Individual Retirement Accounts

What Is an IRA?

An individual retirement account (or IRA, sometimes referred to as individual retirement arrangement) is a savings plan that provides tax benefits for putting money aside to help cover expenses after retirement age. This differs from a 401(k) or other retirement plan that may be offered as a benefit through an employer in that it is created personally through a bank, insurance company, or other financial institution. The individual that sets up and makes contributions to the account is referred to as the owner. The institution holding the funds for the account is referred to as the custodian. IRAs allow for tax-exempt or tax-deferred contributions and earnings depending on the type of account and can help money grow for the future through proper management.

An IRA is not a standard interest-bearing savings account. The arrangement works on investing deposited funds into diversified stocks, bonds, and other options which will hopefully yield a positive return and allow money to grow beyond the contributions. There are a few types of individual retirement accounts that usually fall into three main categories.

Types of IRAs

Traditional IRA: This individual retirement account can be opened by anyone who has taxable compensation and is younger than 70 1/2 years old. Contributions may be tax deductible up to a certain point depending on income and are usually made with pre-tax dollars or may be deducted from your taxes when filing the next year. All earnings and transactions within the IRA are not taxed at the time, allowing investment returns to be earned tax-deferred. Distributions from the account can be taken at any time and are then taxed at the individual's current tax rate (which, for many retired Americans, is lower than their tax bracket while working). If you withdraw from a Traditional IRA under the age of 59 1/2, there may be an additional 10% tax penalty. In a Traditional IRA, the owner must begin taking distributions and cannot make any further contributions once they have reached 70 1/2 years of age.

Roth IRA: There are different limitations on a Roth IRA than a Traditional IRA. To contribute to a Roth IRA, the individual must meet IRS income requirements based on the tax year. Contributions can occur at any age and are not tax deductible; they are made with after-tax income. There is no required distribution from a Roth IRA, and withdrawals or distributions may qualify for an exception that will make them tax deductible. Roth IRAs have the same potential 10% tax penalty on early withdrawals.

Rollover IRA: When a Traditional IRA is being used to absorb assets from other retirement accounts to retain tax benefits, it is sometimes referred to as a Rollover IRA. Rollover IRAs are often used to avoid tax penalties that come with taking a cash distribution from a plan like a 401(k) due to change in employment.

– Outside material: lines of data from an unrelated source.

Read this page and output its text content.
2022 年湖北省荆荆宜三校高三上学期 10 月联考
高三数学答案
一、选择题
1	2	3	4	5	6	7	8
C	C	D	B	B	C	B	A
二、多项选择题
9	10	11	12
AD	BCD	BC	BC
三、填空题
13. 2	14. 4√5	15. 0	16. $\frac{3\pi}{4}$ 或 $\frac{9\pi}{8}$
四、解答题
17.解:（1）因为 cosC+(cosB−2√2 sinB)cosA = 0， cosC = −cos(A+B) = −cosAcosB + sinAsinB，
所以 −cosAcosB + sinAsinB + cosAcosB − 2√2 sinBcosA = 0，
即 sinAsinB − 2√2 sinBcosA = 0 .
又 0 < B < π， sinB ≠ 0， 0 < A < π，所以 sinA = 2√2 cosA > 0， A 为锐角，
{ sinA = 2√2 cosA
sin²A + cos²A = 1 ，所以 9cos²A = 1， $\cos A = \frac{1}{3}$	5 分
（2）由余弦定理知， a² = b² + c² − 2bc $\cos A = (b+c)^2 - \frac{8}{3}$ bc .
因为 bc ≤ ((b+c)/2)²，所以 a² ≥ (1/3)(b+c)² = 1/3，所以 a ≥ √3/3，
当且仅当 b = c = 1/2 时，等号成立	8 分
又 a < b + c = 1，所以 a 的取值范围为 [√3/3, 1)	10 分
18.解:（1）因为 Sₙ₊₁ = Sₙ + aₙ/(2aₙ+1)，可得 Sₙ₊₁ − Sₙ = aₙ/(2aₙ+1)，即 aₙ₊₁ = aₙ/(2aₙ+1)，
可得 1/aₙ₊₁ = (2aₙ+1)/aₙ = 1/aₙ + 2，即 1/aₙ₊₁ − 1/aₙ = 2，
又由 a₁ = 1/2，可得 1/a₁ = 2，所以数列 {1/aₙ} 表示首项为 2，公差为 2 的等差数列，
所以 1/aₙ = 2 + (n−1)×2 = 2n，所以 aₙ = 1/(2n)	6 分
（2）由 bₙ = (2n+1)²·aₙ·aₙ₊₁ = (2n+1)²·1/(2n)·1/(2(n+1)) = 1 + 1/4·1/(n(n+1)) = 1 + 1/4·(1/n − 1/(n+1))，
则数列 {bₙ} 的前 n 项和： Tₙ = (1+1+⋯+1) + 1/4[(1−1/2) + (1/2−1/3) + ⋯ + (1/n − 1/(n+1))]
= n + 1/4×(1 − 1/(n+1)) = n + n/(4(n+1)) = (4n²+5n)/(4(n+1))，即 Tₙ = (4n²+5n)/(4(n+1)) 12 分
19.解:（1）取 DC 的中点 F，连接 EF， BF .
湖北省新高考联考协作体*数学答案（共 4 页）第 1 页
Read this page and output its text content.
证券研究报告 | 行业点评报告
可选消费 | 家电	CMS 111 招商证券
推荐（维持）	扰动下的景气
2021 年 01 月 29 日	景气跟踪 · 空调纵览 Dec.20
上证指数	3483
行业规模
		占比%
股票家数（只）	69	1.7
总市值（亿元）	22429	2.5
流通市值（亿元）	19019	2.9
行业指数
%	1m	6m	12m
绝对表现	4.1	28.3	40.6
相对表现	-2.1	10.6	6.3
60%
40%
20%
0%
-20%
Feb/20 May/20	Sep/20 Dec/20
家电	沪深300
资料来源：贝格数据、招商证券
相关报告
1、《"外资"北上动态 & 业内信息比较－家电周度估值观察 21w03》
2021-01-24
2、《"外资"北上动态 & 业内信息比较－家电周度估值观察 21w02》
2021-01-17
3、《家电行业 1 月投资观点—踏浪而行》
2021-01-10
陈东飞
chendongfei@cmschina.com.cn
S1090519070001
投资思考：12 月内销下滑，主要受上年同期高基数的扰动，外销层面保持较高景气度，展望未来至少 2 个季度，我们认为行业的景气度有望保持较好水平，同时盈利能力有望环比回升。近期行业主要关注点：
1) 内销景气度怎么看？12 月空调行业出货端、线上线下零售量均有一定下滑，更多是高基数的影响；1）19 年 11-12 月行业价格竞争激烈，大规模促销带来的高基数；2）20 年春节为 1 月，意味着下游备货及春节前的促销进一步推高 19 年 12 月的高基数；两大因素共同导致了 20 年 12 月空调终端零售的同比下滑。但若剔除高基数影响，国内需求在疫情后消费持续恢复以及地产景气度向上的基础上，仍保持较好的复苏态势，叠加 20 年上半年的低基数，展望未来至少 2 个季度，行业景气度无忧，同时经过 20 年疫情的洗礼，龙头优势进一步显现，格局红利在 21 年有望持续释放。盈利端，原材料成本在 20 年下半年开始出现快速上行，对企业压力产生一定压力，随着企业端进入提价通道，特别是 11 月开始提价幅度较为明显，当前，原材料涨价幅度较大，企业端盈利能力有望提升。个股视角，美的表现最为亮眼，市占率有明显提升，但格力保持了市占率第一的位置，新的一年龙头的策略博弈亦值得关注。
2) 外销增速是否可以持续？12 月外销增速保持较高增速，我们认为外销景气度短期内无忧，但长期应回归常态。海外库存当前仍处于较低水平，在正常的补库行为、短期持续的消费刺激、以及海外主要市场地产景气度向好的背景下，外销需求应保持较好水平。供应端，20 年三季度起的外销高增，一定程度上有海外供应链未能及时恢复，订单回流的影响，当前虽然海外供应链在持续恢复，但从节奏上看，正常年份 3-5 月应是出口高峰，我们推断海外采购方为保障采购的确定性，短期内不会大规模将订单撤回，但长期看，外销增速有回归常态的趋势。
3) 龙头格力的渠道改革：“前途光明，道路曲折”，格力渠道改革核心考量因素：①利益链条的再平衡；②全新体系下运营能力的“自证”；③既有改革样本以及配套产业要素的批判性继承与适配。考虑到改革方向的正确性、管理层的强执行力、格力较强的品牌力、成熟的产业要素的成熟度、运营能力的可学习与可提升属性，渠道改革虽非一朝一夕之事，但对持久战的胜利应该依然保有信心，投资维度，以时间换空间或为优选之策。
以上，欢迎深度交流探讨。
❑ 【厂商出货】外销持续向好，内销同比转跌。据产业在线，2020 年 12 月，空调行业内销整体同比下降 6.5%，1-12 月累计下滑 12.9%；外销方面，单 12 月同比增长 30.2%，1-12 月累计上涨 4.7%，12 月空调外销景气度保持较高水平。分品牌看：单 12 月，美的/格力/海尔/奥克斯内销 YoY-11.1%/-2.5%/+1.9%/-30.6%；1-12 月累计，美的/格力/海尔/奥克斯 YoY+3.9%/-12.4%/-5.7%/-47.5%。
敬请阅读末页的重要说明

IRAs are funded by contributions from the owner of the account, either pre-tax or after tax, depending on the type of IRA listed above. Contributions have specific IRS limitations across all forms of IRAs. An individual may have multiple IRAs, yet there is a single limitation that covers all accounts. As of 2015 and 2016 tax codes, total contributions to all Traditional and Roth IRAs cannot exceed $5,500 in a year (the limit is raised to $6,500 for those age 50 or older). Rollover contributions do not count against this limit.

For example: If a 36-year-old person has both a Traditional IRA and a Roth IRA from two separate financial institutions and has already contributed $3,000 in the year to their Traditional IRA, they may only contribute $2,500 more within the year between either IRA. In the event of a change in employment, they would still be able to rollover the value of their 401(k) into the current Traditional IRA or a new IRA without counting against that amount.


Once money is contributed into an IRA, the owner may choose from numerous investments into which the funds can be diversified. Some custodians may offer specific management plans that choose investments for the owner over time, while many owners also choose their own investments based on the current value of the IRA. In some cases the custodian may have institutional limitations on the sorts of investments allowed, while other investments are limited by federal regulations.

Different investments have different potentials for growth of money. Certain stocks have a chance for much greater growth but also carry higher risk, whereas investing in bonds usually displays a slower growth but is much less affected by shifts in the stock market.


Because IRAs are based on investments into traded securities, bonds, and other fluctuating entities, there is always an element of risk as with any investing. Volatility in the stock market and general downturns in the economy can cause investments to bear no growth or, in worst cases, to diminish the value of the IRA significantly. These risks can be mitigated by choosing both your financial institution and your investments wisely based on research and in some cases by deciding to forego some growth to invest in more stable options.


As mentioned above, the main benefit of setting up and contributing to an IRA is in saving on taxes while funding retirement. Savvy owners may lower their tax bracket by properly using pre-tax investments and avoiding early withdrawals to gain the most benefit. Properly invested funds can grow and allow the owner to lose much less money to taxes in the long run.

When it's time to choose an IRA or other retirement plan, be sure to take into account your current financial situation and your goals for your retirement years. Talking to the right financial planner may help in navigating complexities to determine which plans are right for you. The task can seem daunting at first, but proper planning and deeper research can give you the most for the money you've worked hard for throughout your life once it's finally time to retire.